Me senti deslocado ao pegar o elevador. Algo do qual estou acostumado, afinal; comigo me desavim, não posso estar comigo tão pouco fugir de mim. Nossos versos preferidos à sombra de Bergson no bar do Luiz. Lembrei deles. Lembrei também que do mesmo modo que ardorosamente líamos Oscar Wilde interpretávamos com afinco Solano Trindade, da mesma maneira que gozávamos com Balzac, tínhamos enorme tesão por Patativa do Assaré, fazíamos poesia com Sergio Vaz sem deixar de delirar com Maiakovski. Quase ninguém percebeu que nossa vantagem foi poder trafegar tranquilamente sobre os mundos. Nossa criolagem era nossa força. O nosso lugar; o da passagem. Sempre foi. Ao chegar na sala 210, onde ocorreria a minha palestra, estava lotada de estudantes do ensino médio e do primeiro ano de história. Eu fui escalado para ser o último da mesa a falar. Uma estudante negra e um estudante iniciaram. Durante a fala deles, citaram a dificuldade do estudante negro na universidade, trouxeram dados e ruminaram à vontade. De repente falaram sobre os estudantes negros que lá se suicidaram. Os três estudantes que lá se suicidaram. Os três!

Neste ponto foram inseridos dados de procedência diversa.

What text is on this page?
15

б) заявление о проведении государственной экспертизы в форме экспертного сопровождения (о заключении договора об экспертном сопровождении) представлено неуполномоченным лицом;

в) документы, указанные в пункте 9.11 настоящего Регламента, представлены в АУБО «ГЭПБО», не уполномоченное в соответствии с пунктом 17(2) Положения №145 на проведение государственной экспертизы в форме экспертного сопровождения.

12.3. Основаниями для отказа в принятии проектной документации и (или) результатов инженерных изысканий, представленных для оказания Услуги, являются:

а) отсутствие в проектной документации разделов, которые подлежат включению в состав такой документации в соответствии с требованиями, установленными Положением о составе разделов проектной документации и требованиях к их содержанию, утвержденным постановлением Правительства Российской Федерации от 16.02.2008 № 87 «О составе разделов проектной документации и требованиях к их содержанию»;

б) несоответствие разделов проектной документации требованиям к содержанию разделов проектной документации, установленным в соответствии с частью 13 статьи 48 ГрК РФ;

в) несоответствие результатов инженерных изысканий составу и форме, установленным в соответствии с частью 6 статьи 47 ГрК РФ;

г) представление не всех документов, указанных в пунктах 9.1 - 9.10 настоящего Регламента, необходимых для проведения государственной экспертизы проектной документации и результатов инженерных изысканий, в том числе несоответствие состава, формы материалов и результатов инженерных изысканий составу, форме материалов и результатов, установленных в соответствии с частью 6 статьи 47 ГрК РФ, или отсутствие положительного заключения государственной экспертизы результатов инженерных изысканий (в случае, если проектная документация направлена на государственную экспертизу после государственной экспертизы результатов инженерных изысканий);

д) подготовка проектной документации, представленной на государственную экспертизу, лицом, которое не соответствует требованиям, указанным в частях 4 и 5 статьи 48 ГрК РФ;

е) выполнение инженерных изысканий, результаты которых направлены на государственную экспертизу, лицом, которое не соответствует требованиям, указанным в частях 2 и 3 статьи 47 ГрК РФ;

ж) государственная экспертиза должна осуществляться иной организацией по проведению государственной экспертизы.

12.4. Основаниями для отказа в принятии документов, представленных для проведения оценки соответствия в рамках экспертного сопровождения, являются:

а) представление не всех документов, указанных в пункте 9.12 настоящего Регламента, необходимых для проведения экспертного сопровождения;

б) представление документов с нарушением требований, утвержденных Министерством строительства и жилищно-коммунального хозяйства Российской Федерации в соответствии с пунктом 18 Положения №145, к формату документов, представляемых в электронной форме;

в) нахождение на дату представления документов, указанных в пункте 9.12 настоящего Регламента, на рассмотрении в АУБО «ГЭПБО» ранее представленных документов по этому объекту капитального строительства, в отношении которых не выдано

Meus amigos viraram estatísticas. Você sabe. Não sou moralista e o ressentimento em nós sempre atuou mais para construção de laços do que para desfazê-los. Mas diante da inocente fala percebi de novo que é assim que o implacável tempo age. É assim que o absurdo aponta sempre à falta de sentido de nossas ações. Lemos Beckett juntos. Rimos com Policarpo. Atravessamos nossas feridas. Dividimos o gosto pelo teatro. Nossas marcas. Você não era estatística. Mas ninguém saberia e ninguém tinha culpa. O desconcerto era só meu e me acompanharia na volta para casa como uma sombra. “Cristilene Carneiro, Thiago Cerqueira e Luiz Carlos. Eles tinham nomes!” lembrei impotente durante a minha fala em meio aos olhares curiosos e outros sonolentos.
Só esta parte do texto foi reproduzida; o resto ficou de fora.